What would the public make of a situation where half or more of Labour’s shadow cabinet voluntarily assumed the backbench rather than work with the new leader? He would also have to meet his supporters’ expectation of a big swing back to hard-left policies, with the attendant risk of scaring off centre-left voters. If such policies made Labour even less popular and failed to fatten up the left’s overall prospects – and after all, when it comes to far-left economics, the Greens got there first – Cunliffe would have to consider moving right again, or risk being rolled himself.
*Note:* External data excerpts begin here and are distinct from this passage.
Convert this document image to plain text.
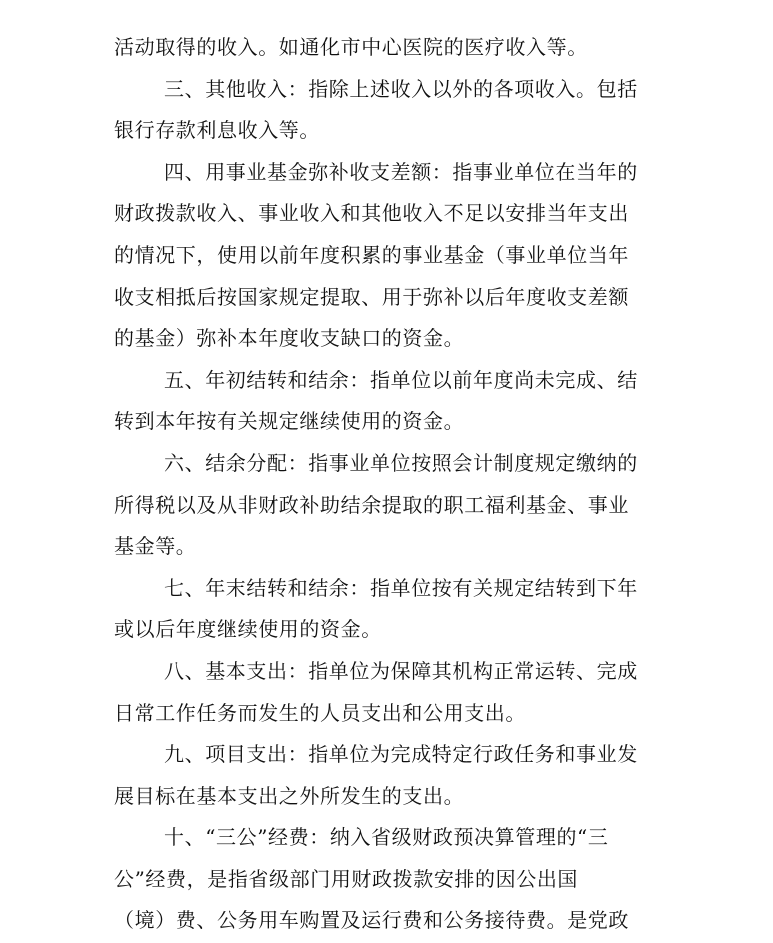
活动取得的收入。如通化市中心医院的医疗收入等。
三、其他收入：指除上述收入以外的各项收入。包括
银行存款利息收入等。
四、用事业基金弥补收支差额：指事业单位在当年的
财政拨款收入、事业收入和其他收入不足以安排当年支出
的情况下，使用以前年度积累的事业基金（事业单位当年
收支相抵后按国家规定提取、用于弥补以后年度收支差额
的基金）弥补本年度收支缺口的资金。
五、年初结转和结余：指单位以前年度尚未完成、结
转到本年按有关规定继续使用的资金。
六、结余分配：指事业单位按照会计制度规定缴纳的
所得税以及从非财政补助结余提取的职工福利基金、事业
基金等。
七、年末结转和结余：指单位按有关规定结转到下年
或以后年度继续使用的资金。
八、基本支出：指单位为保障其机构正常运转、完成
日常工作任务而发生的人员支出和公用支出。
九、项目支出：指单位为完成特定行政任务和事业发
展目标在基本支出之外所发生的支出。
十、“三公”经费：纳入省级财政预决算管理的“三
公”经费，是指省级部门用财政拨款安排的因公出国
（境）费、公务用车购置及运行费和公务接待费。是党政
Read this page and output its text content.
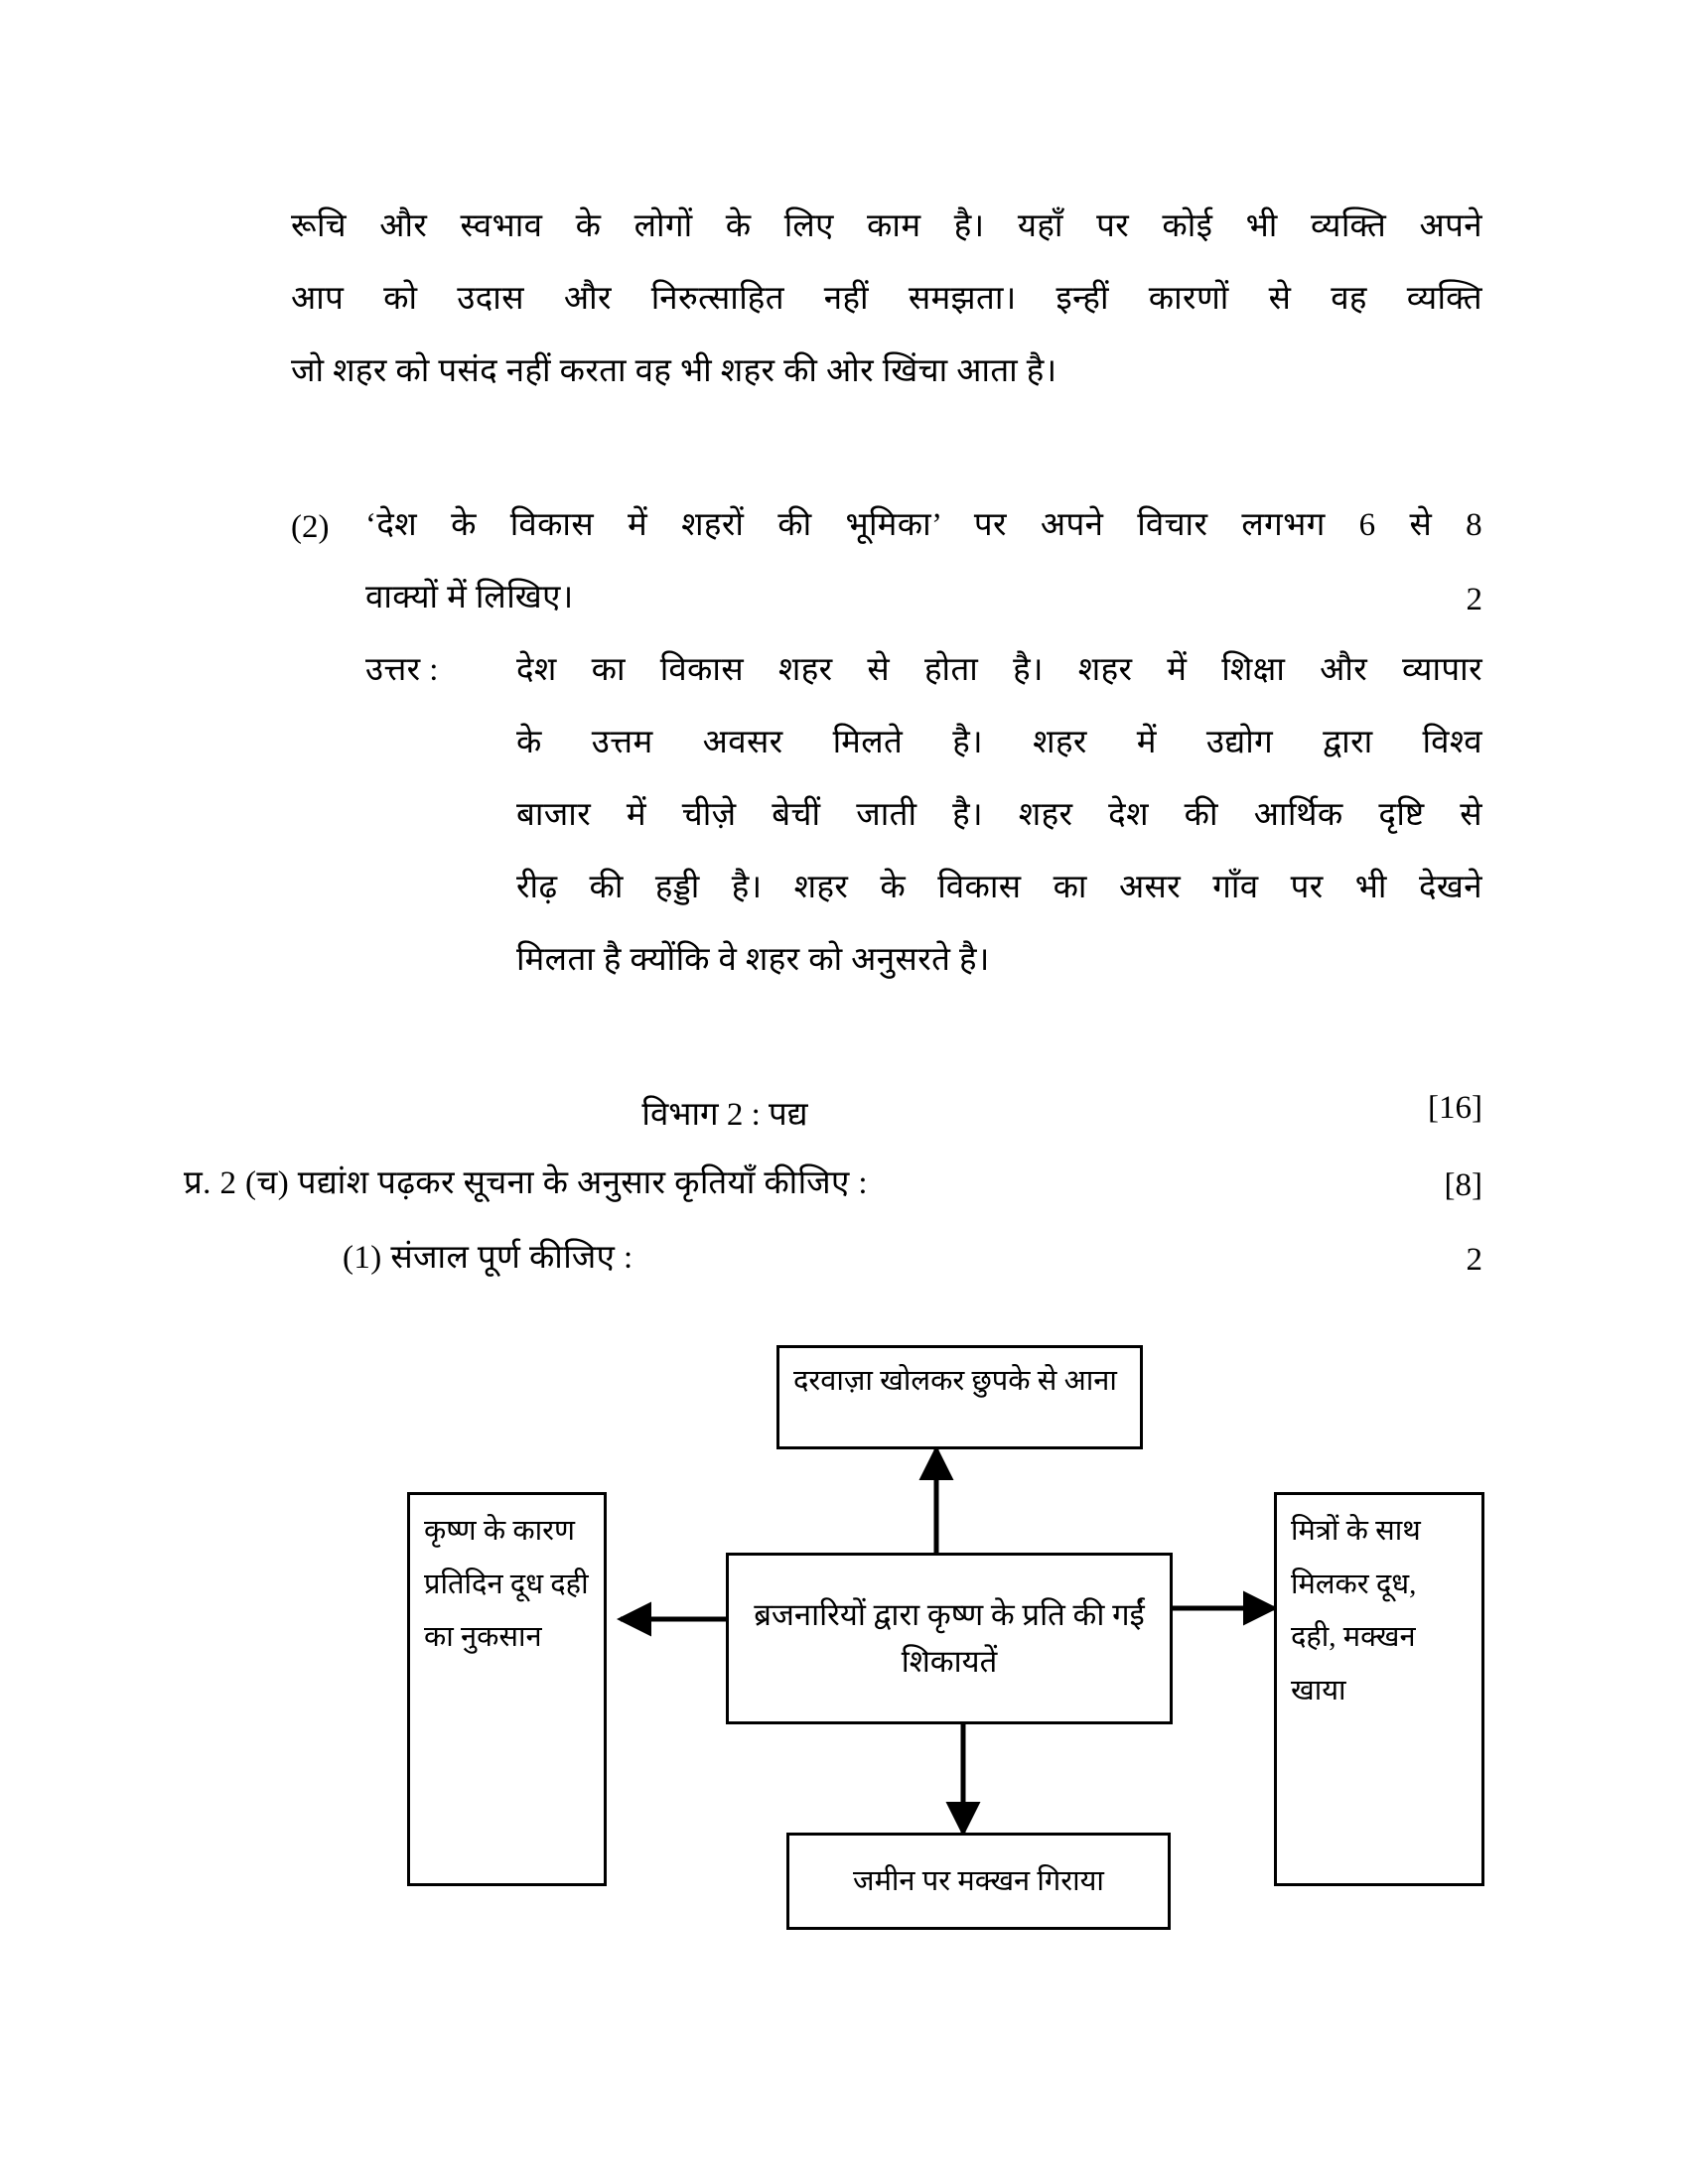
रूचि और स्वभाव के लोगों के लिए काम है। यहाँ पर कोई भी व्यक्ति अपने
आप को उदास और निरुत्साहित नहीं समझता। इन्हीं कारणों से वह व्यक्ति
जो शहर को पसंद नहीं करता वह भी शहर की ओर खिंचा आता है।
(2) ‘देश के विकास में शहरों की भूमिका’ पर अपने विचार लगभग 6 से 8
वाक्यों में लिखिए।	2
उत्तर : देश का विकास शहर से होता है। शहर में शिक्षा और व्यापार
के उत्तम अवसर मिलते है। शहर में उद्योग द्वारा विश्व
बाजार में चीज़े बेचीं जाती है। शहर देश की आर्थिक दृष्टि से
रीढ़ की हड्डी है। शहर के विकास का असर गाँव पर भी देखने
मिलता है क्योंकि वे शहर को अनुसरते है।
विभाग 2 : पद्य	[16]
प्र. 2 (च) पद्यांश पढ़कर सूचना के अनुसार कृतियाँ कीजिए :	[8]
(1) संजाल पूर्ण कीजिए :	2
दरवाज़ा खोलकर छुपके से आना
कृष्ण के कारण प्रतिदिन दूध दही का नुकसान
ब्रजनारियों द्वारा कृष्ण के प्रति की गईं शिकायतें
मित्रों के साथ मिलकर दूध, दही, मक्खन खाया
जमीन पर मक्खन गिराया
At which point, the National Government would get its own version of the Hobbit trilogy: re-elected for a third time – and only too happy to see Cunliffe and Labour go the way of Smaug and the Lonely Mountain. It’s enough to make the hair on the tops of one’s feet turn grey.
MONEY FOR ELEPHANTS
Act leader John Banks has rightly been mocked over choppering in to the Dotcom mansion for a party and later claiming memory failure, despite the presence of lifesize statues of giraffe and rhinoceros on the estate. But when it comes to elephants, he never forgets. Given the run of bad publicity he has had, it would be remiss not to report that the member for Epsom has adopted an orphaned Kenyan elephant called Telesi. Say what you like about Banks, he is extremely sound on animal welfare, his latest venture being a sizeable ongoing donation to a Nairobi sanctuary for orphaned baby elephants.
Banks says farmers and poachers frequently kill adult elephants, but the fast-moving babies get away. Unless they’re rescued, they, too, die horribly. Telesi’s parents were macheted to death. He is now fed by a keeper who sleeps beside him, and whom he wakes up four times during the night for his feed. “The pink bristly snout comes up and sucks on the keeper’s ear, and if he doesn’t wake up quickly enough, it snorts all over him till he does.”
The elephants are progressively socialised and eventually released into wilderness herds. Banks also supports charities that rescue donkeys, bears and a host of other animals. “The way we treat animals defines our characters. As tenants of the world for a short time, it’s our responsibility to look after these creatures who can’t look after themselves. “So Amanda and I have three Russian orphans and now an African one,” he says, referring to his three adopted children. “Though when we sit down to dinner, I’m still the only elephant in the room.”